Measuring total entrepreneurial activity among women-led businesses and understanding what enables scalable, high-growth business are crucial to realize this potential. Yet, there are very few nationally representative datasets that allow for the tracking and benchmarking of the performance of different types of women-owned enterprises across states. While existing scorecards like the Female Entrepreneurship Index by Global Entrepreneurship and Development Institute, and Mastercard Index of Women Entrepreneurs 2020 facilitate cross-country comparisons, they are unable to provide insights into intra-country differences in institutional mechanisms, business environments and entrepreneurial capabilities.

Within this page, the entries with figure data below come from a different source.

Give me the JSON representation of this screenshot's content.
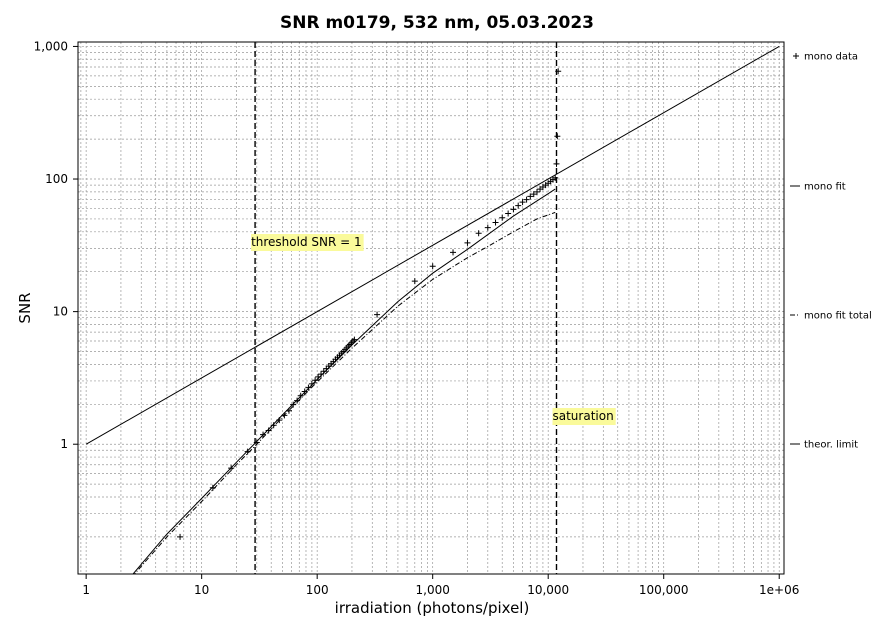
{
  "chart_data": {
    "type": "scatter",
    "title": "SNR m0179,  532 nm, 05.03.2023",
    "xlabel": "irradiation (photons/pixel)",
    "ylabel": "SNR",
    "x_scale": "log",
    "y_scale": "log",
    "xlim": [
      0.85,
      1100000
    ],
    "ylim": [
      0.105,
      1080
    ],
    "x_ticks": [
      1,
      10,
      100,
      1000,
      10000,
      100000,
      1000000
    ],
    "x_tick_labels": [
      "1",
      "10",
      "100",
      "1,000",
      "10,000",
      "100,000",
      "1e+06"
    ],
    "y_ticks": [
      1,
      10,
      100,
      1000
    ],
    "y_tick_labels": [
      "1",
      "10",
      "100",
      "1,000"
    ],
    "grid": true,
    "legend_position": "right",
    "series": [
      {
        "name": "mono data",
        "style": "plus-markers",
        "color": "#000000",
        "x": [
          6.5,
          12.5,
          18,
          25,
          30,
          34,
          38,
          42,
          47,
          52,
          57,
          62,
          67,
          72,
          78,
          84,
          90,
          96,
          102,
          108,
          114,
          120,
          126,
          132,
          138,
          144,
          150,
          156,
          162,
          168,
          174,
          180,
          186,
          192,
          198,
          204,
          210,
          330,
          700,
          1000,
          1500,
          2000,
          2500,
          3000,
          3500,
          4000,
          4500,
          5000,
          5500,
          6000,
          6500,
          7000,
          7500,
          8000,
          8500,
          9000,
          9500,
          10000,
          10500,
          11000,
          11500,
          11800,
          12000,
          12200
        ],
        "y": [
          0.2,
          0.47,
          0.66,
          0.88,
          1.03,
          1.18,
          1.27,
          1.39,
          1.52,
          1.65,
          1.79,
          1.99,
          2.13,
          2.32,
          2.5,
          2.67,
          2.85,
          3.04,
          3.22,
          3.38,
          3.55,
          3.72,
          3.88,
          4.04,
          4.2,
          4.37,
          4.53,
          4.69,
          4.86,
          5.0,
          5.17,
          5.33,
          5.5,
          5.65,
          5.82,
          6.0,
          6.15,
          9.5,
          17.0,
          22.0,
          28.0,
          33.0,
          39.0,
          43.0,
          47.0,
          51.0,
          55.0,
          59.0,
          63.0,
          67.0,
          70.0,
          74.0,
          77.0,
          80.0,
          84.0,
          87.0,
          90.0,
          93.0,
          96.0,
          99.0,
          102.0,
          130.0,
          210.0,
          650.0
        ]
      },
      {
        "name": "mono fit",
        "style": "solid",
        "color": "#000000",
        "x": [
          1,
          2.5,
          5,
          10,
          20,
          30,
          50,
          100,
          200,
          500,
          1000,
          2000,
          5000,
          10000,
          11500
        ],
        "y": [
          0.068,
          0.103,
          0.21,
          0.39,
          0.73,
          1.05,
          1.66,
          3.08,
          5.6,
          11.9,
          19.5,
          29.5,
          52.5,
          77.5,
          84.0
        ]
      },
      {
        "name": "mono fit total",
        "style": "dash-dot",
        "color": "#000000",
        "x": [
          2.5,
          5,
          10,
          20,
          30,
          50,
          100,
          200,
          500,
          1000,
          2000,
          3000,
          5000,
          8000,
          11500
        ],
        "y": [
          0.1,
          0.2,
          0.37,
          0.7,
          1.0,
          1.6,
          2.95,
          5.3,
          11.0,
          17.5,
          25.5,
          31.0,
          40.0,
          50.0,
          56.0
        ]
      },
      {
        "name": "theor. limit",
        "style": "solid",
        "color": "#000000",
        "x": [
          1,
          1000000
        ],
        "y": [
          1,
          1000
        ]
      }
    ],
    "annotations": [
      {
        "text": "threshold SNR = 1",
        "x": 29,
        "highlight": "#fafa9b"
      },
      {
        "text": "saturation",
        "x": 11800,
        "highlight": "#fafa9b"
      }
    ]
  }
}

Moreover, survey efforts that capture states of women in the sector provide insights that are relevant only for a specific point in time, and are often reactionary in nature.

Today, while there is a growing and evolving dataset with disaggregated data across men and women for key indicators like healthcare and education, the body of gender statistics in the context of entrepreneurship is weak and evolving. For example, in our national system of accounts, women’s care work and reproductive work don’t enter the mainstream. India has so far done only two time use surveys (20 years apart) and the people answering the questions on women’s time use are often men. They do not have a recognition of the work that women do or the perspective to articulate unpaid work as work.

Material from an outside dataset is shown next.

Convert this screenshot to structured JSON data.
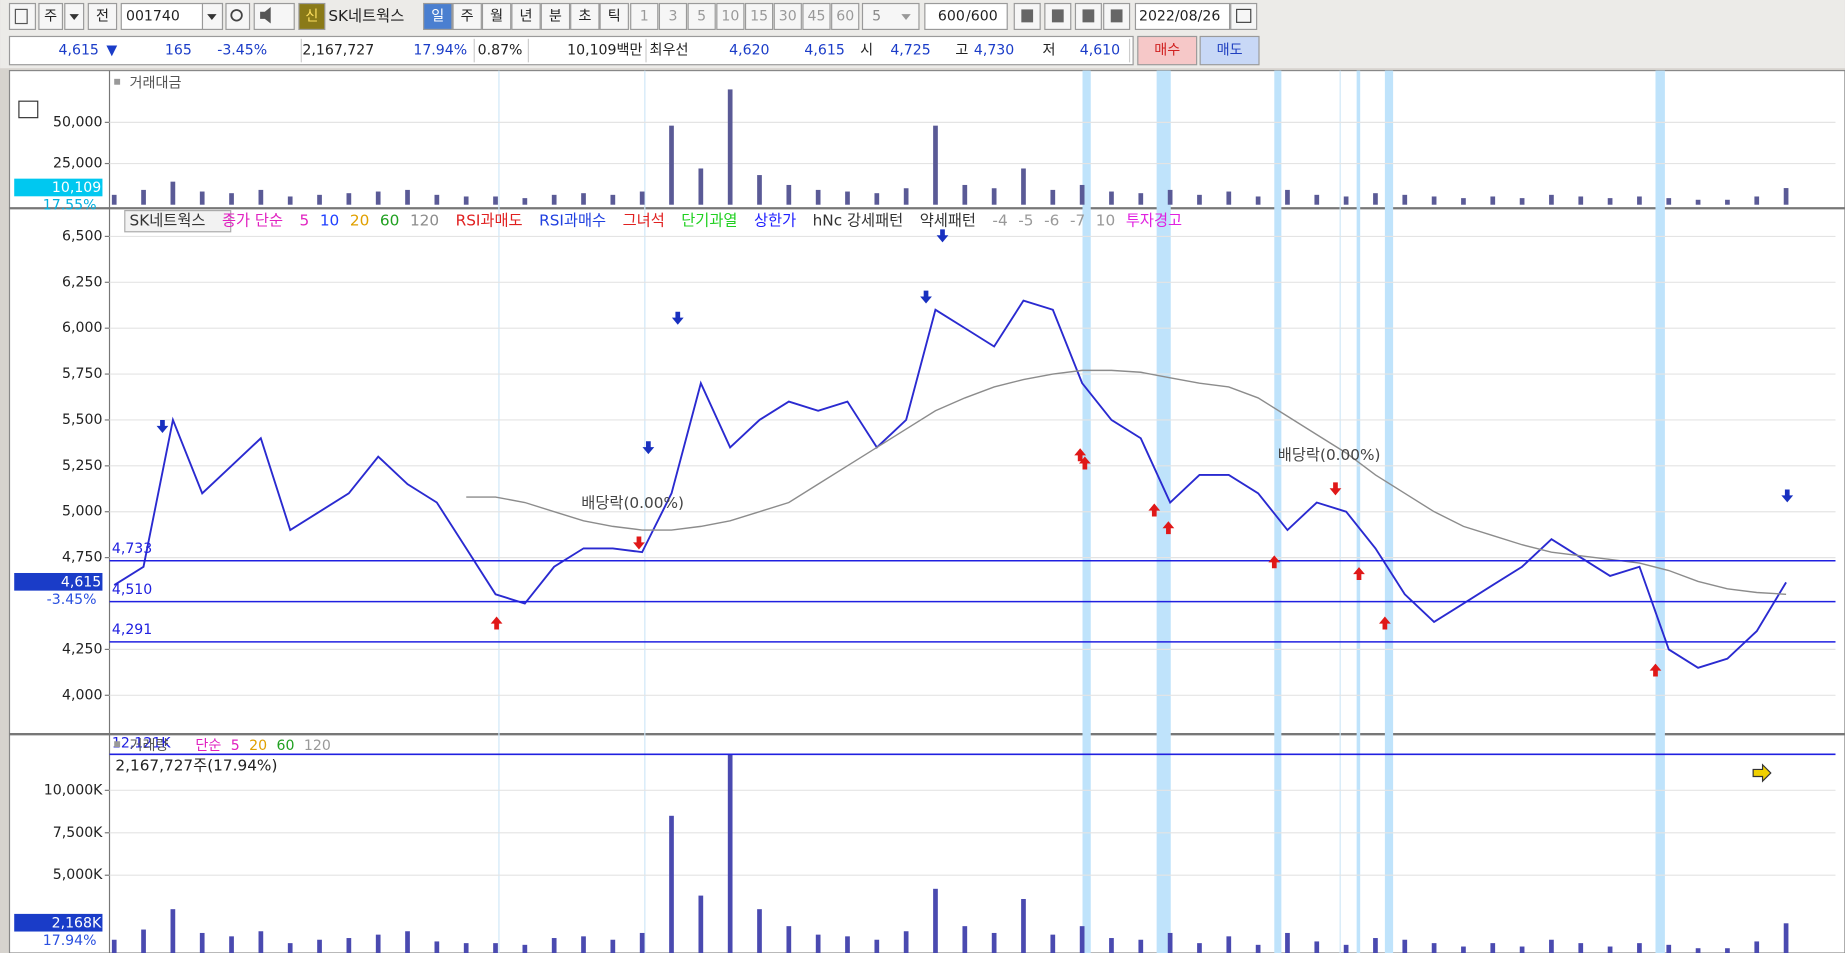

The opportunity is not merely to measure women’s entrepreneurship but also to offer a definitional understanding of who is a woman entrepreneur in India today, what are her needs and the evolving landscape within which she operates. Finally, measurement can answer the critical questions of how enabling policies can accelerate women’s entrepreneurship

Measurement informs sharper policy and programming. If there is one lesson that is clear in policymaking in India, it is ‘what doesn’t get measured, doesn’t enter the realm of policymaking or programming’. Take the case of the Hindu Succession (Amendment) Act, 2005, enacted to remove gender discriminatory provisions that prevent equal share in property ownership for female heirs. While this landmark Act was passed, we do not have any disaggregated information on what kind of success it has achieved.

In partnership with the Maharashtra government and led by the Maharashtra State Innovation Society, the state’s nodal agency to support and promote startups and innovations, GAME and LEAD at Krea University are implementing a scorecard to measure women’s entrepreneurship. Specifically, the scorecard shall harmonize definitional issues around women entrepreneurship recognizing nuances of urban, rural, micro, small, nano, etc. Further, the scorecard will measure women-led entrepreneurial activity in urban and rural geographies across selected states in India. Finally, the scorecard aims to monitor key determinants that drive growth among women entrepreneurs and track regional entrepreneurial personas, throwing light on what institutional support has improved business level outcomes for women entrepreneurs. Drawing from LEAD’s experience in developing gender-focused scorecards with different stakeholders, mechanisms to ensure accountability and sustainability of measurement are included in the implementation strategy.

Upon successful completion, the scorecard, which will index both enablers and barriers of women entrepreneurship, will be the definitive stepping stone to developing a comprehensive women entrepreneurship policy for the state, which then could open up the space to realize its estimated potential.

(This was a topic that was discussed at ‘Charcha 2022’ organized by The/Nudge Institute, a convening of policy, business and civil society leaders.)

Sanjana Govindan is vice-president of women entrepreneurship at the Global Alliance for Mass Entrepreneurship (GAME)-which was a co-host of Charcha. M.P. Karthick is senior data scientist leading data innovations work in LEAD at KREA University. Mint is the event’s media partner.